Berberine suppresses T‐cell proliferation. Spleen cells were harvested on day 25 postimmunization and cultured in PHA 20 μg/ml) as a positive control or with myelin oligodendrocyte glycoprotein (MOG) (20 μg/ml) for 72 h on 96‐well plates. Proliferation responses were tested using a cell proliferation ELISA, BrdU (colorimetric) kit (Roche Applied Science). Proliferation assay was conducted in triplicate wells. Data presented as mean optical density ± SEM. ***p < .001 compared with control group. 24 mice were divided into three groups: (1) Control group (CTRL), (2) low‐dose Berberine treatment group (T1), and (3) high‐dose berberine treatment group (T2).

Figure 4

Berberine suppressed pro‐inflammatory cytokines production and enhanced anti‐inflammatory cytokines production in splenocytes and lymph nodes from experimental autoimmune encephalomyelitis (EAE) mice. Splenocytes and lymph nodes from immunized mice from all groups (24 mice) were isolated on Day 25 postimmunization and restimulated with myelin oligodendrocyte glycoprotein (MOG)_35–55 (20 μg/ml) for 72 h. Culture supernatants were collected and indicated cytokine levels were measured by ELISA. Cytokine assays were conducted in duplicate wells. (A) Pro‐inflammatory cytokines as IFN‐γ TNF‐α, and IL‐17 ± SEM and (B) anti‐inflammatory cytokines as IL‐4, IL‐10, IL‐27, IL‐33, IL‐35, and TGF‐β were measured from supernatants of cultures from splenocytes and lymph nodes.
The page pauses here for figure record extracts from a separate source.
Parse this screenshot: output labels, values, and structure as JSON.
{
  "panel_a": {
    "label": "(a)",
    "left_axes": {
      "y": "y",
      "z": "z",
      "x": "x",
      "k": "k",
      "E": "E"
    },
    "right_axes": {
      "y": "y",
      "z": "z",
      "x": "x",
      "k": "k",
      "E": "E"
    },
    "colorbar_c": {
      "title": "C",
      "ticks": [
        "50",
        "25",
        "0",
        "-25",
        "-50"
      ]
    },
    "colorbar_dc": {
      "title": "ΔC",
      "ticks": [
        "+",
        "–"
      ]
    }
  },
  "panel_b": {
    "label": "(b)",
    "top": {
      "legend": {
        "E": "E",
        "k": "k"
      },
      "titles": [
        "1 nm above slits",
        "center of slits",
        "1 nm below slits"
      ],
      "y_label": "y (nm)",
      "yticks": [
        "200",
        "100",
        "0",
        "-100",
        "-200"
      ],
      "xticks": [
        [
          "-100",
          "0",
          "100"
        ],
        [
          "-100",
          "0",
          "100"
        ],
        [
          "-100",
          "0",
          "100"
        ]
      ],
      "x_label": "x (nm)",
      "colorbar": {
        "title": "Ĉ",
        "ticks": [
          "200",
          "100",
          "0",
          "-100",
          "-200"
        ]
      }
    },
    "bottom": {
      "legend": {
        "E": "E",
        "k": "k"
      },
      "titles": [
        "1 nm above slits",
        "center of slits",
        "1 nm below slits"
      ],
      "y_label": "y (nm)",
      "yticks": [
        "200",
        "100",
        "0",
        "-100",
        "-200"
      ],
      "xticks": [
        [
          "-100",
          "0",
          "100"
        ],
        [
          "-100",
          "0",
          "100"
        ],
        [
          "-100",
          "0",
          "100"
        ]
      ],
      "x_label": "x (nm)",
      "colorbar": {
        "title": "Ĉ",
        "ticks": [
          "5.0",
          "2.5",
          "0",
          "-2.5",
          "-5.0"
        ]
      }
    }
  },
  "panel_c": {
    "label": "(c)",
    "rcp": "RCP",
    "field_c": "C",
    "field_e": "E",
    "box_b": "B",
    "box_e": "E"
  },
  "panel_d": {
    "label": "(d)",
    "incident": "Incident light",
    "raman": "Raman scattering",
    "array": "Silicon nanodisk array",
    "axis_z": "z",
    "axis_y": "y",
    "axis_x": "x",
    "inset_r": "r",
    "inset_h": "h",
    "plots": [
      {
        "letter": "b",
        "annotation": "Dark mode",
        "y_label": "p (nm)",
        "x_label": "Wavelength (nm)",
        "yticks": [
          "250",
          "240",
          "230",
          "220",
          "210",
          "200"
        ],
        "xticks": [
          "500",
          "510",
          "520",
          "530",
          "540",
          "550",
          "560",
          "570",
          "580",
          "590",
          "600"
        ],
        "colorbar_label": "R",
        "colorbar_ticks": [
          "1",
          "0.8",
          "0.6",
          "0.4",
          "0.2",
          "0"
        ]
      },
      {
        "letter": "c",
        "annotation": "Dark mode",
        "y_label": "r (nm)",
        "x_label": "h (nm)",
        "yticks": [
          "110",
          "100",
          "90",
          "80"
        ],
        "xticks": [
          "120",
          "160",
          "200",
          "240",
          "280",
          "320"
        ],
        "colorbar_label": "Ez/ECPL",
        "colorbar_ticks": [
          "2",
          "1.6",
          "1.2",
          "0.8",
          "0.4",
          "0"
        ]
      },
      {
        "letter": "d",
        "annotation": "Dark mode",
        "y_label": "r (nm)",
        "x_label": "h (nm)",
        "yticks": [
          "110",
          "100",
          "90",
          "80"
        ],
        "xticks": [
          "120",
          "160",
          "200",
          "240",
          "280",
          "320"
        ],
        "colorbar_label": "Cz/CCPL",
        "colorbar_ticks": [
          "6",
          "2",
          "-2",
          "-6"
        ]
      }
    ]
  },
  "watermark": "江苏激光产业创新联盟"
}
Results from lymph nodes were similar to splenocytes and data was not shown. *p < .05; ***p < .001 compared with control group. 24 mice were divided into three groups: (1) Control group (CTRL), (2) low‐dose berberine treatment group (T1), and (3) high‐dose berberine treatment group (T2).

Figure 5

Gene expression of cytokines and transcription factors in central nervous system (CNS). On Day 25 postimmunization, brains, and spinal cords were collected and mRNA levels of cytokines and transcription factors were assessed by real‐time quantitative PCR. The assay was run in triplicate and fold change expression of genes was determined compared control group. (A) Th1 and Th17 related cytokines and transcription factors; IFN‐γ, STAT4, T‐bet, IL‐17, STAT3, ROR‐γt, TNF‐α (B) Th2 and Treg related cytokines and transcription factors; IL‐4, STAT6, GATA3, IL‐10, IL‐33, TGF‐β, FoxP3, and PD1. Results were expressed as fold change compared with the control group. ** p < .01; ***p < .001. 24 mice were divided into three groups: (1) Control group (CTRL), (2) low‐dose berberine treatment group (T1), and (3) high‐dose berberine treatment group (T2).